Okay, in making me comfortable. He still has to finish relocating his welding shop and all of his equipment out here. But as far as I’m concerned, the pinnacle of his many achievements has reached its own forever home. “Forever” because he swears he’s never moving it again.
That’s right. Glen brought the smoker home.
And the day after that, he fired it up.
Here’s what I wrote about it in last year’s Thanksgiving post, “A List of Small Gratitudes, 2017”:
• That, on the smoker he designed and built, Glen makes the best Texas-style brisket and pork ribs I’ve tasted. EVER.
• For the day when Glen will finally move said smoker from his warehouse to our forever home so that we can enjoy his best-ever brisket and spare ribs at least one more time before the zombie apocalypse
He’d aimed to have it here by this Thanksgiving, but due to a driver who didn’t show up to transport it, he missed that goal by about 10 days. But that’s okay. It was worth waiting a little longer for.
It’s hard to get an idea of the scale of this thing in photographs.
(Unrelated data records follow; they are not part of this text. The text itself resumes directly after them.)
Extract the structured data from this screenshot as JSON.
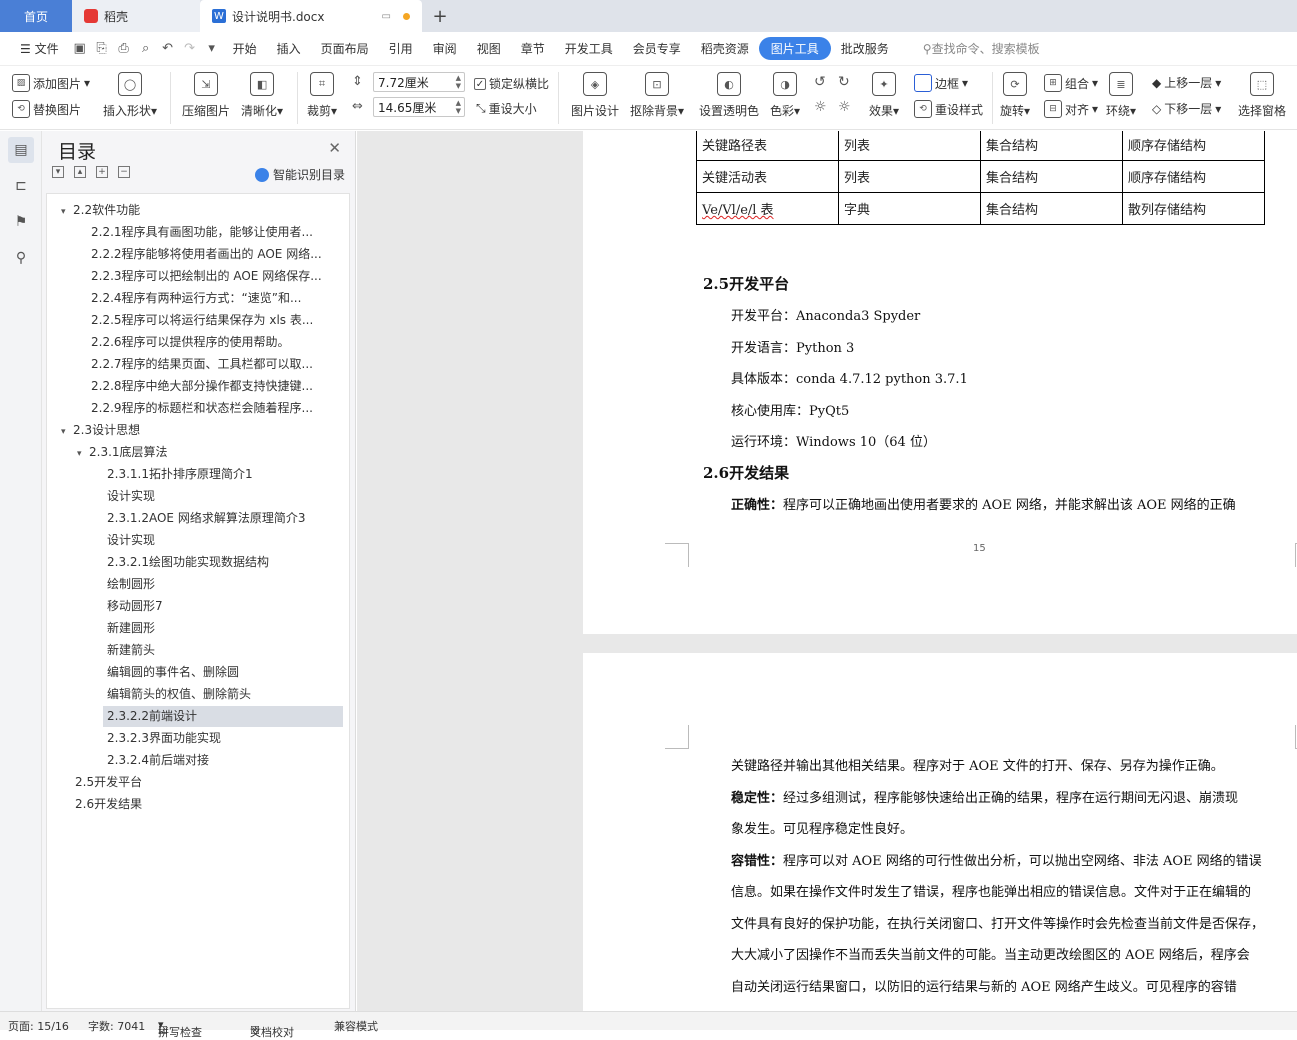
{
  "tabs": {
    "home": "首页",
    "shell": "稻壳",
    "doc": "设计说明书.docx",
    "new": "+"
  },
  "menu": {
    "file": "文件",
    "items": [
      "开始",
      "插入",
      "页面布局",
      "引用",
      "审阅",
      "视图",
      "章节",
      "开发工具",
      "会员专享",
      "稻壳资源"
    ],
    "active": "图片工具",
    "after": "批改服务",
    "search": "查找命令、搜索模板"
  },
  "toolbar": {
    "add_image": "添加图片",
    "replace_image": "替换图片",
    "insert_shape": "插入形状",
    "compress": "压缩图片",
    "clarify": "清晰化",
    "crop": "裁剪",
    "width": "7.72厘米",
    "height": "14.65厘米",
    "lock_ratio": "锁定纵横比",
    "resize": "重设大小",
    "image_design": "图片设计",
    "remove_bg": "抠除背景",
    "transparent": "设置透明色",
    "color": "色彩",
    "effect": "效果",
    "border": "边框",
    "reset_style": "重设样式",
    "rotate": "旋转",
    "group": "组合",
    "align": "对齐",
    "wrap": "环绕",
    "up": "上移一层",
    "down": "下移一层",
    "select_pane": "选择窗格"
  },
  "toc": {
    "title": "目录",
    "smart": "智能识别目录",
    "items": [
      {
        "label": "2.2软件功能",
        "level": 1,
        "toggle": "open"
      },
      {
        "label": "2.2.1程序具有画图功能，能够让使用者...",
        "level": 2
      },
      {
        "label": "2.2.2程序能够将使用者画出的 AOE 网络...",
        "level": 2
      },
      {
        "label": "2.2.3程序可以把绘制出的 AOE 网络保存...",
        "level": 2
      },
      {
        "label": "2.2.4程序有两种运行方式：“速览”和...",
        "level": 2
      },
      {
        "label": "2.2.5程序可以将运行结果保存为 xls 表...",
        "level": 2
      },
      {
        "label": "2.2.6程序可以提供程序的使用帮助。",
        "level": 2
      },
      {
        "label": "2.2.7程序的结果页面、工具栏都可以取...",
        "level": 2
      },
      {
        "label": "2.2.8程序中绝大部分操作都支持快捷键...",
        "level": 2
      },
      {
        "label": "2.2.9程序的标题栏和状态栏会随着程序...",
        "level": 2
      },
      {
        "label": "2.3设计思想",
        "level": 1,
        "toggle": "open"
      },
      {
        "label": "2.3.1底层算法",
        "level": 2,
        "toggle": "open"
      },
      {
        "label": "2.3.1.1拓扑排序原理简介1",
        "level": 3
      },
      {
        "label": "设计实现",
        "level": 3
      },
      {
        "label": "2.3.1.2AOE 网络求解算法原理简介3",
        "level": 3
      },
      {
        "label": "设计实现",
        "level": 3
      },
      {
        "label": "2.3.2.1绘图功能实现数据结构",
        "level": 3
      },
      {
        "label": "绘制圆形",
        "level": 3
      },
      {
        "label": "移动圆形7",
        "level": 3
      },
      {
        "label": "新建圆形",
        "level": 3
      },
      {
        "label": "新建箭头",
        "level": 3
      },
      {
        "label": "编辑圆的事件名、删除圆",
        "level": 3
      },
      {
        "label": "编辑箭头的权值、删除箭头",
        "level": 3
      },
      {
        "label": "2.3.2.2前端设计",
        "level": 3,
        "selected": true
      },
      {
        "label": "2.3.2.3界面功能实现",
        "level": 3
      },
      {
        "label": "2.3.2.4前后端对接",
        "level": 3
      },
      {
        "label": "2.5开发平台",
        "level": 1
      },
      {
        "label": "2.6开发结果",
        "level": 1
      }
    ]
  },
  "doc": {
    "table": [
      [
        "关键路径表",
        "列表",
        "集合结构",
        "顺序存储结构"
      ],
      [
        "关键活动表",
        "列表",
        "集合结构",
        "顺序存储结构"
      ],
      [
        "Ve/Vl/e/l 表",
        "字典",
        "集合结构",
        "散列存储结构"
      ]
    ],
    "h25": "2.5开发平台",
    "p1": "开发平台：Anaconda3 Spyder",
    "p2": "开发语言：Python 3",
    "p3": "具体版本：conda 4.7.12 python 3.7.1",
    "p4": "核心使用库：PyQt5",
    "p5": "运行环境：Windows 10（64 位）",
    "h26": "2.6开发结果",
    "correct_label": "正确性：",
    "correct_text": "程序可以正确地画出使用者要求的 AOE 网络，并能求解出该 AOE 网络的正确",
    "page_num": "15",
    "p2_1": "关键路径并输出其他相关结果。程序对于 AOE 文件的打开、保存、另存为操作正确。",
    "stable_label": "稳定性：",
    "stable_text": "经过多组测试，程序能够快速给出正确的结果，程序在运行期间无闪退、崩溃现",
    "p2_3": "象发生。可见程序稳定性良好。",
    "tol_label": "容错性：",
    "tol_text": "程序可以对 AOE 网络的可行性做出分析，可以抛出空网络、非法 AOE 网络的错误",
    "p2_5": "信息。如果在操作文件时发生了错误，程序也能弹出相应的错误信息。文件对于正在编辑的",
    "p2_6": "文件具有良好的保护功能，在执行关闭窗口、打开文件等操作时会先检查当前文件是否保存，",
    "p2_7": "大大减小了因操作不当而丢失当前文件的可能。当主动更改绘图区的 AOE 网络后，程序会",
    "p2_8": "自动关闭运行结果窗口，以防旧的运行结果与新的 AOE 网络产生歧义。可见程序的容错"
  },
  "status": {
    "page": "页面: 15/16",
    "words": "字数: 7041",
    "spell": "拼写检查",
    "proof": "文档校对",
    "compat": "兼容模式"
  }
}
It’s 8’ tall from the base to the top of the smokestack and about 4’ wide. It weighs 3800 lbs., as much as my mid-size SUV. Every hinge and every handle is custom, fabricated by Glen and his friend Gene, also a welder.
The grilling side is on the left. This is the counterweight at the rear of the grill lid:
It weighs 300 lbs. It’s filled with lead. Without the counterweight, you wouldn’t be able to lift the heavy grill lid to check on your ribeyes or your swordfish. In the smoker, there are four racks that spin, making it easy to load and retrieve your sixteen sides of ribs or twelve briskets or twenty turkey breasts. There’s a thermometer built into the exterior smoker wall to keep track of the interior temperature.
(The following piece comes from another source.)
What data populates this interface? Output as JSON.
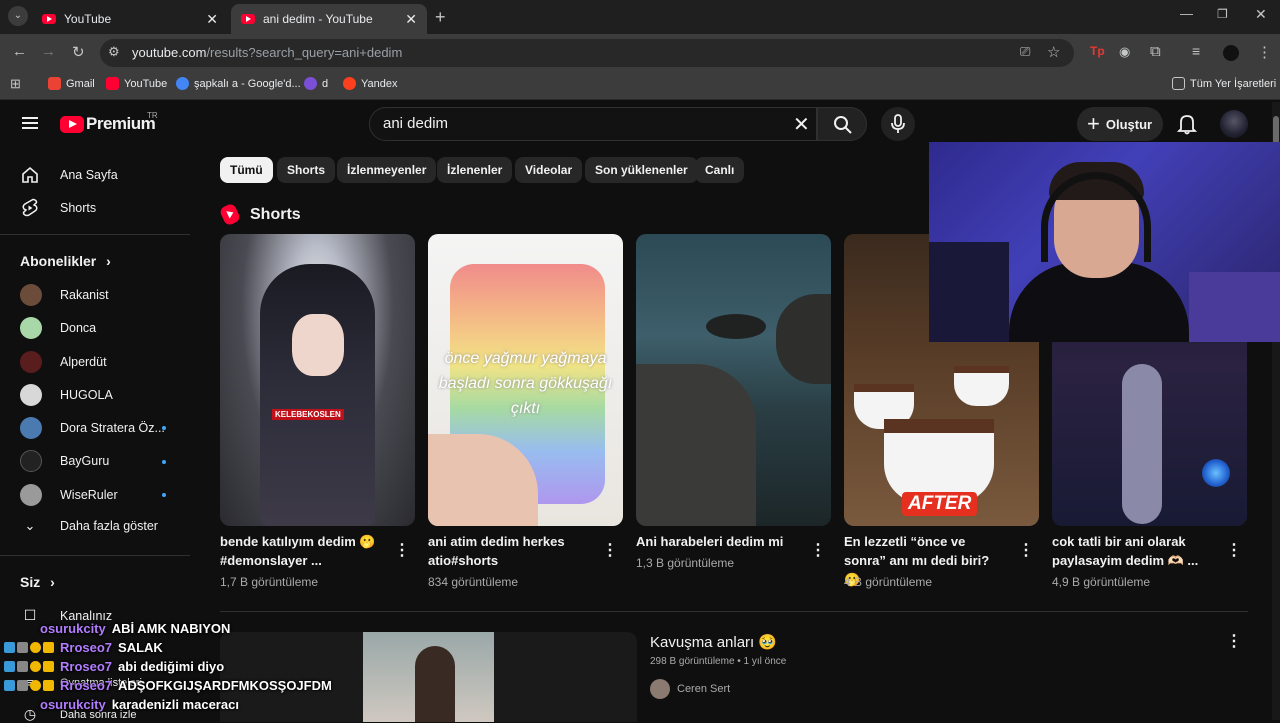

As you might imagine, this thing took a long time to build. Glen (and usually Gene, too) worked late most nights every week for four or five months. Before he could even begin the cutting and welding, there had to be a thorough cleaning, because the smoker side is made of leftover drill casing pipe. There were practical design issues to figure out, like how to make the curved smoker door fit snugly to the curve of the smoker walls. Drill casing pipe is seamed like a toilet paper roll, and that caused a conundrum with the door which took days to solve. (Glen tried to explain it to me at the time, but I just nodded and smiled.) Sometimes, when he came dragging in exhausted on yet another late night, I thought he’d never spend his evenings at home again. More than once he wondered why he’d thought such an ambitious project was a great idea. But when it was finished, it added so much pleasure to our lives and opened up delicious new ways to entertain. And after doing without it for the last three-and-a-half years, I missed it terribly.
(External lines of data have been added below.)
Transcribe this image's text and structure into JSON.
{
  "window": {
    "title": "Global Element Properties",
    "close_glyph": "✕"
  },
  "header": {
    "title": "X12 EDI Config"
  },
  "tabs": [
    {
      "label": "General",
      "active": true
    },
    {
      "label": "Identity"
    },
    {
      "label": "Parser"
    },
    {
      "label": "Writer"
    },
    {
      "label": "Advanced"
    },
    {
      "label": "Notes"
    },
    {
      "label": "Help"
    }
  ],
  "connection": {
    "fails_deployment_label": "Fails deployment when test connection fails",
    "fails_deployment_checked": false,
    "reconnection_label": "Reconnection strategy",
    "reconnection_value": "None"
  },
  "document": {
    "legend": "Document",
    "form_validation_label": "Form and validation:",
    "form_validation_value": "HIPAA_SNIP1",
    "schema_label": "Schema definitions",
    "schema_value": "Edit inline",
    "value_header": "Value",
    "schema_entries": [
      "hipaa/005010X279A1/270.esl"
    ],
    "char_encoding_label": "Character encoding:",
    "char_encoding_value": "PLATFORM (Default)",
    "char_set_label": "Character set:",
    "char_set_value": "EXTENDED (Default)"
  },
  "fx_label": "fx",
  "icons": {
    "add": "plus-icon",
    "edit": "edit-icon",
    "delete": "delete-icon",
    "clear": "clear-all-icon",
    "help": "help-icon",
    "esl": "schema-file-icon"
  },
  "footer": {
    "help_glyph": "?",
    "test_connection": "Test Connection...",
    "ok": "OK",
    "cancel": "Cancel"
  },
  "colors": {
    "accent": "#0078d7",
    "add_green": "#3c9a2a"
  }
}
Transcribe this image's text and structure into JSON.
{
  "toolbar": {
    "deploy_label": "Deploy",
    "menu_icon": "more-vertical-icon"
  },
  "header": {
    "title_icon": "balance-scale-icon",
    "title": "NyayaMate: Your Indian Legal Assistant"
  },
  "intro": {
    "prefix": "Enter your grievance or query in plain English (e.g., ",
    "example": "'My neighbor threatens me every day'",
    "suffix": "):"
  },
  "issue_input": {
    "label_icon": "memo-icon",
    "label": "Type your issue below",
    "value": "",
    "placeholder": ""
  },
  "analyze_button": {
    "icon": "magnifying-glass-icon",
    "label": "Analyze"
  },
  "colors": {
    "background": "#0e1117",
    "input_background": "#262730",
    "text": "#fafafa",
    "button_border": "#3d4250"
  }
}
Finally Glen was ready to have it hauled out here to its new home, but with something this massive, the feat requires planning. He first hired a flatbed tow truck to bring the smoker out, and a few days later the tow truck returned with a SkyTrak, a type of small crane, which is needed to correctly lift and position the smoker on the ground. Here’s a screenshot of a SkyTrak from the Briggs Equipment website.
It’s a serious undertaking and tricky to do. Including Glen and the SkyTrak driver, there were four men outside the day it was moved into place. I didn’t take pictures because I was inside by the windows, peeking between my fingers. I was afraid I’d see someone smashed flat when the smoker tipped too far to one side. And when it finally touched down, exactly level on the concrete tiles where it will probably stay for the rest of our lives, I thought I was going to cry.
The next evening we enjoyed the result of Glen’s labors.
Please forgive the lack of artistry evident in the plating. It was all I could do to restrain myself long enough to take the picture, and you can tell I’m hovering too close to the food. Those ribs are bare not for their photo op, but because I’m a purist: no barbecue sauce. And no fancy rubs applied before they’re smoked. Just salt and lots of finely ground black pepper.
One bite told me: Glen still makes the best ribs I’ve ever tasted. And this home of ours? Now it’s forever.